Another important issue when assessing objectivity is whether other researchers can trace the interpretations made in the case studies, or what is called intersubjectivity. To deal with this issue, Miles & Huberman (1994) suggest that: (1) the study’s general methods and procedures should be described in detail, (2) one should be able to follow the process of analysis, (3) conclusions should be explicitly linked with exhibits of displayed data, and (4) the data from the study should be made available for reanalysis by others.

In response to these requirements, I described the study’s data collection procedures and processing in detail. Then, the primary data were displayed in the written report in the form of quotations and extracts from documents to support and illustrate the interpretations of the data.

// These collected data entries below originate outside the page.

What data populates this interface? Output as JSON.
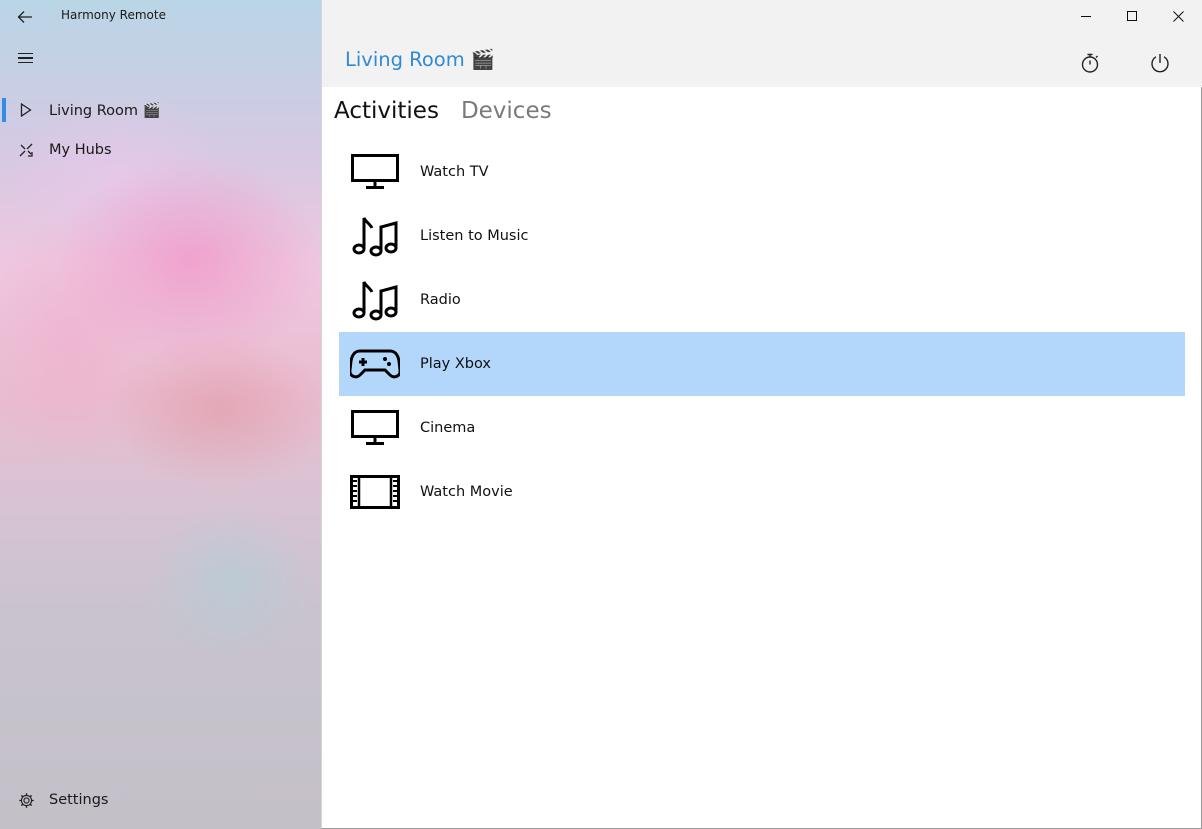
{
  "app": {
    "title": "Harmony Remote"
  },
  "sidebar": {
    "items": [
      {
        "label": "Living Room 🎬",
        "icon": "play-outline-icon",
        "selected": true
      },
      {
        "label": "My Hubs",
        "icon": "hubs-icon",
        "selected": false
      }
    ],
    "settings_label": "Settings"
  },
  "header": {
    "title": "Living Room 🎬"
  },
  "tabs": [
    {
      "label": "Activities",
      "active": true
    },
    {
      "label": "Devices",
      "active": false
    }
  ],
  "activities": [
    {
      "label": "Watch TV",
      "icon": "tv-icon",
      "selected": false
    },
    {
      "label": "Listen to Music",
      "icon": "music-notes-icon",
      "selected": false
    },
    {
      "label": "Radio",
      "icon": "music-notes-icon",
      "selected": false
    },
    {
      "label": "Play Xbox",
      "icon": "gamepad-icon",
      "selected": true
    },
    {
      "label": "Cinema",
      "icon": "tv-icon",
      "selected": false
    },
    {
      "label": "Watch Movie",
      "icon": "film-strip-icon",
      "selected": false
    }
  ],
  "colors": {
    "accent": "#2f8ad4",
    "selection": "#b3d7fb",
    "nav_indicator": "#2f8fe4"
  }
}
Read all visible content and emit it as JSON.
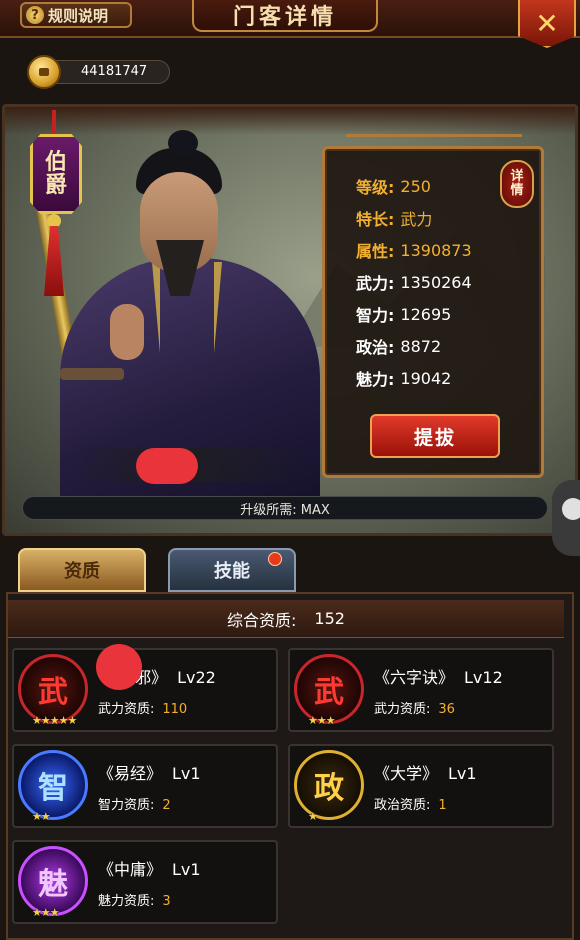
{
  "header": {
    "rules_label": "规则说明",
    "rules_icon": "question-icon",
    "title": "门客详情",
    "close_icon": "close-icon"
  },
  "currency": {
    "icon": "coin-icon",
    "value": "44181747"
  },
  "character": {
    "rank_chars": [
      "伯",
      "爵"
    ],
    "upgrade_text": "升级所需: MAX"
  },
  "stats": {
    "level": {
      "label": "等级:",
      "value": "250"
    },
    "specialty": {
      "label": "特长:",
      "value": "武力"
    },
    "attribute": {
      "label": "属性:",
      "value": "1390873"
    },
    "force": {
      "label": "武力:",
      "value": "1350264"
    },
    "intellect": {
      "label": "智力:",
      "value": "12695"
    },
    "politics": {
      "label": "政治:",
      "value": "8872"
    },
    "charm": {
      "label": "魅力:",
      "value": "19042"
    },
    "detail_chars": [
      "详",
      "情"
    ],
    "promote_label": "提拔"
  },
  "tabs": [
    {
      "label": "资质",
      "active": true
    },
    {
      "label": "技能",
      "active": false,
      "badge": true
    }
  ],
  "total": {
    "label": "综合资质:",
    "value": "152"
  },
  "books": [
    {
      "icon_char": "武",
      "icon": "force-icon",
      "title": "《   莫邪》",
      "level": "Lv22",
      "stat_label": "武力资质:",
      "stat_value": "110",
      "stars": "★★★★★"
    },
    {
      "icon_char": "武",
      "icon": "force-icon",
      "title": "《六字诀》",
      "level": "Lv12",
      "stat_label": "武力资质:",
      "stat_value": "36",
      "stars": "★★★"
    },
    {
      "icon_char": "智",
      "icon": "intellect-icon",
      "title": "《易经》",
      "level": "Lv1",
      "stat_label": "智力资质:",
      "stat_value": "2",
      "stars": "★★"
    },
    {
      "icon_char": "政",
      "icon": "politics-icon",
      "title": "《大学》",
      "level": "Lv1",
      "stat_label": "政治资质:",
      "stat_value": "1",
      "stars": "★"
    },
    {
      "icon_char": "魅",
      "icon": "charm-icon",
      "title": "《中庸》",
      "level": "Lv1",
      "stat_label": "魅力资质:",
      "stat_value": "3",
      "stars": "★★★"
    }
  ],
  "colors": {
    "accent_gold": "#f2b030",
    "promote_red": "#e03a2a",
    "frame_brown": "#b07a3a"
  }
}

Because the study was written up in English, I included the Norwegian text in a separate appendix. Finally, all the primary data from the study were accessible for a small group of distinguished researchers.

Construct Validity

Construct validity refers to whether there is substantial evidence that the theoretical paradigm correctly corresponds to observation (Kirk & Miller 1986). In this form of validity, the issue is the legitimacy of the application of a given concept or theory to established facts.

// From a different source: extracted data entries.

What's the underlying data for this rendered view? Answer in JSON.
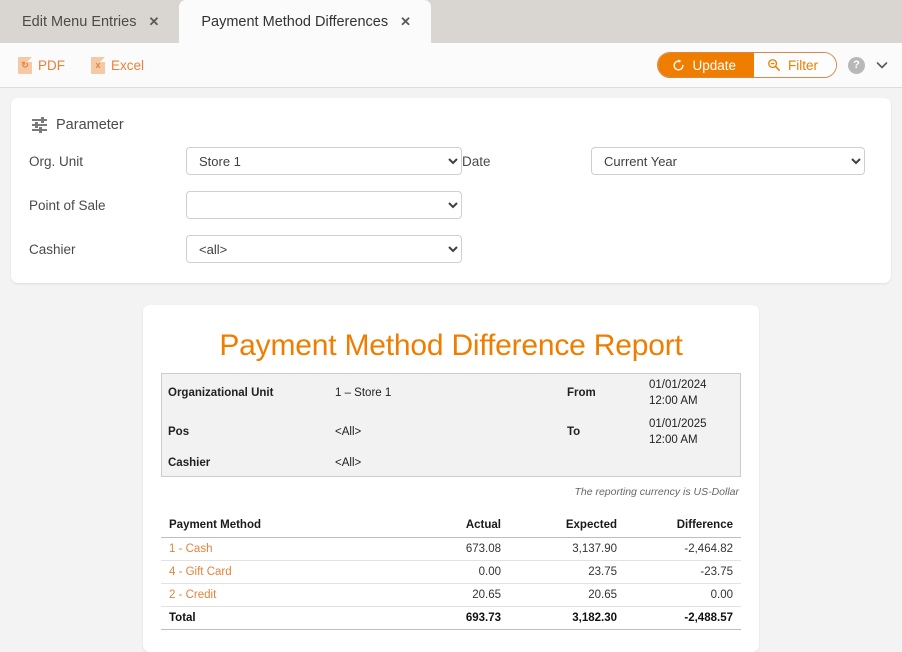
{
  "tabs": [
    {
      "label": "Edit Menu Entries",
      "active": false,
      "close_icon": "✕"
    },
    {
      "label": "Payment Method Differences",
      "active": true,
      "close_icon": "✕"
    }
  ],
  "toolbar": {
    "pdf_label": "PDF",
    "pdf_icon_letter": "⚗",
    "excel_label": "Excel",
    "excel_icon_letter": "x",
    "update_label": "Update",
    "filter_label": "Filter",
    "help_label": "?",
    "chevron": "⌄",
    "accent_color": "#ef7d00"
  },
  "parameter": {
    "section_title": "Parameter",
    "fields": [
      {
        "label": "Org. Unit",
        "value": "Store 1"
      },
      {
        "label": "Date",
        "value": "Current Year"
      },
      {
        "label": "Point of Sale",
        "value": ""
      },
      {
        "label": "Cashier",
        "value": "<all>"
      }
    ]
  },
  "report": {
    "title": "Payment Method Difference Report",
    "meta": [
      {
        "key": "Organizational Unit",
        "value": "1 – Store 1",
        "key2": "From",
        "value2": "01/01/2024 12:00 AM"
      },
      {
        "key": "Pos",
        "value": "<All>",
        "key2": "To",
        "value2": "01/01/2025 12:00 AM"
      },
      {
        "key": "Cashier",
        "value": "<All>",
        "key2": "",
        "value2": ""
      }
    ],
    "currency_note": "The reporting currency is US-Dollar",
    "table": {
      "headers": [
        "Payment Method",
        "Actual",
        "Expected",
        "Difference"
      ],
      "rows": [
        {
          "method": "1 - Cash",
          "actual": "673.08",
          "expected": "3,137.90",
          "difference": "-2,464.82"
        },
        {
          "method": "4 - Gift Card",
          "actual": "0.00",
          "expected": "23.75",
          "difference": "-23.75"
        },
        {
          "method": "2 - Credit",
          "actual": "20.65",
          "expected": "20.65",
          "difference": "0.00"
        }
      ],
      "total": {
        "method": "Total",
        "actual": "693.73",
        "expected": "3,182.30",
        "difference": "-2,488.57"
      }
    }
  }
}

The strength of qualitative research lies in the flexible and responsive interaction between the interviewer and the respondents (Sykes 1990). Thus, meaning can be probed, topics covered easily from a number of angles, and questions made clear for respondents. This is an advantage for exploring the concepts (construct or theoretical validity) and the relationships between them (internal validity). Similarly, Hakim (1987) says the great strength of qualitative research is the validity of data obtained because individuals are interviewed in sufficient detail for the results to be taken as true, correct, and believable reports of their views and experiences.

Construct validity can be strengthened by applying a longitudinal multicase approach, triangulation, and use of feedback loops. The advantage of applying a longitudinal approach is that one gets the opportunity to test sensitivity of construct measures to the passage of time. Leonard-Barton (1990), for example, found that one of her main constructs, communicability, varied across time and relative to different groups of users. Thus, the longitudinal study aided in defining the construct more precisely. By using more than one case study, one can validate stability of construct across situations (Leonard-Barton 1990). Since my study only consists of two case studies, the opportunity to test stability of constructs across cases is somewhat limited. However, the use of more than one unit of analysis helps to overcome this limitation.

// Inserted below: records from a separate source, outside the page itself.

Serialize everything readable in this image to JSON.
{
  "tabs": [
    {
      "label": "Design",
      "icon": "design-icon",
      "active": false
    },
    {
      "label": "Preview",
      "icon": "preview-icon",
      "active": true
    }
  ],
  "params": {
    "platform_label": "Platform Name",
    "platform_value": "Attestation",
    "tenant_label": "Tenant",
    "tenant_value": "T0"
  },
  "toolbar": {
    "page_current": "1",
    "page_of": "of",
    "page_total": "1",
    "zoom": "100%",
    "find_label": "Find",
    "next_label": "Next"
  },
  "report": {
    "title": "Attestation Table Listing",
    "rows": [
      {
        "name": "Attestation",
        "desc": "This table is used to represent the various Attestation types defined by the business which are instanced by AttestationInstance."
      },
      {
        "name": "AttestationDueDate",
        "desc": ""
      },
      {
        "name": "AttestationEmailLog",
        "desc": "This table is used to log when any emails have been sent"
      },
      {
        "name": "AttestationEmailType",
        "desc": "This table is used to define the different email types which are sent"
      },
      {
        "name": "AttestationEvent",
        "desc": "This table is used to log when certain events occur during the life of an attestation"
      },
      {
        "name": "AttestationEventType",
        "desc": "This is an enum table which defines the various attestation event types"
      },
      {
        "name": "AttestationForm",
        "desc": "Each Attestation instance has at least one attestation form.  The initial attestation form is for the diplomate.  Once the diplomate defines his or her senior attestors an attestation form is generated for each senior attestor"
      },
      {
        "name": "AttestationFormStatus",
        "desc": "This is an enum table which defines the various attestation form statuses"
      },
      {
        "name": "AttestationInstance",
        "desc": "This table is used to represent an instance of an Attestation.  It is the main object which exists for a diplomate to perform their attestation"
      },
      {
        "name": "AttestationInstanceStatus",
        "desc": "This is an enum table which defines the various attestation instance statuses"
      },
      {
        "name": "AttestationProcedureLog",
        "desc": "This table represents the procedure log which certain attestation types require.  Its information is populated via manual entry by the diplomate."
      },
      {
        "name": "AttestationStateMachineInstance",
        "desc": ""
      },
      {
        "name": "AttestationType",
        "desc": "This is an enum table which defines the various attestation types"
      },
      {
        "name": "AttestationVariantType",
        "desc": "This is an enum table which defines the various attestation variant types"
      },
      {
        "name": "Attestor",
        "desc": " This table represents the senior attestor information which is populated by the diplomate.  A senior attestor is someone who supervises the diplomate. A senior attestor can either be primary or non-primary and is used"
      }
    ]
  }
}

Construct validity is strengthened by the use of multiple sources of evidence to build construct measures, which define the construct and distinguish it from other constructs. These multiple sources of evidence can include multiple viewpoints within and across the data sources. My study responds to these requirements in its sampling of interviewees and uses of multiple data sources.

Use of feedback loops implies returning to interviewees with interpretations and developing theory and actively seeking contradictions in data (Crabtree & Miller 1992; King 1994). In DnB, the written report had to be approved by the bank’s top management after the first data collection. Apart from one minor correction, the bank had no objections to the established facts. In their comments on my analysis, some of the top managers expressed the view that the political process had been overemphasized, and that the CEO’s role in initiating a strategic process was undervalued. Hence, an important objective in the second data collection was to explore these comments further. Moreover, the report was not as positive as the management had hoped for, and negotiations had to be conducted to publish the report. The result of these negotiations was that publication of the report was postponed one-and-a-half years.

The experiences from the first data collection in the DnB had some consequences. I was more cautious and brought up the problems of confidentiality and the need to publish at the outset of the Gjensidige study. Also, I had to struggle to get access to the DnB case for the second data collection and some of the information I asked for was not released. At Gjensidige, I sent a preliminary draft of the case chapter to the corporation’s top management for comments, in addition to having second interviews with a small number of people. Beside testing out the factual description, these sessions gave me the opportunity to test out the theoretical categories established as a result of the within-case analysis.

Internal Validity

Internal validity concerns the validity of the postulated relationships among the concepts. The main problem of internal validity as a criterion in qualitative research is that it is often not open to scrutiny. According to Sykes (1990), the researcher can always provide a plausible account and, with careful editing, may ensure its coherence. Recognition of this problem has led to calls for better documentation of the processes of data collection, the data itself, and the interpretative contribution of the researcher. The discussion of how I met these requirements was outlined in the section on objectivity/subjectivity above.

However, there are some advantages in using qualitative methods, too. First, the flexible and responsive methods of data collection allow cross-checking and amplification of information from individual units as it is generated. Respondents’ opinions and understandings can be thoroughly explored. The internal validity results from strategies that eliminate ambiguity and contradiction, filling in detail and establishing strong connections in data.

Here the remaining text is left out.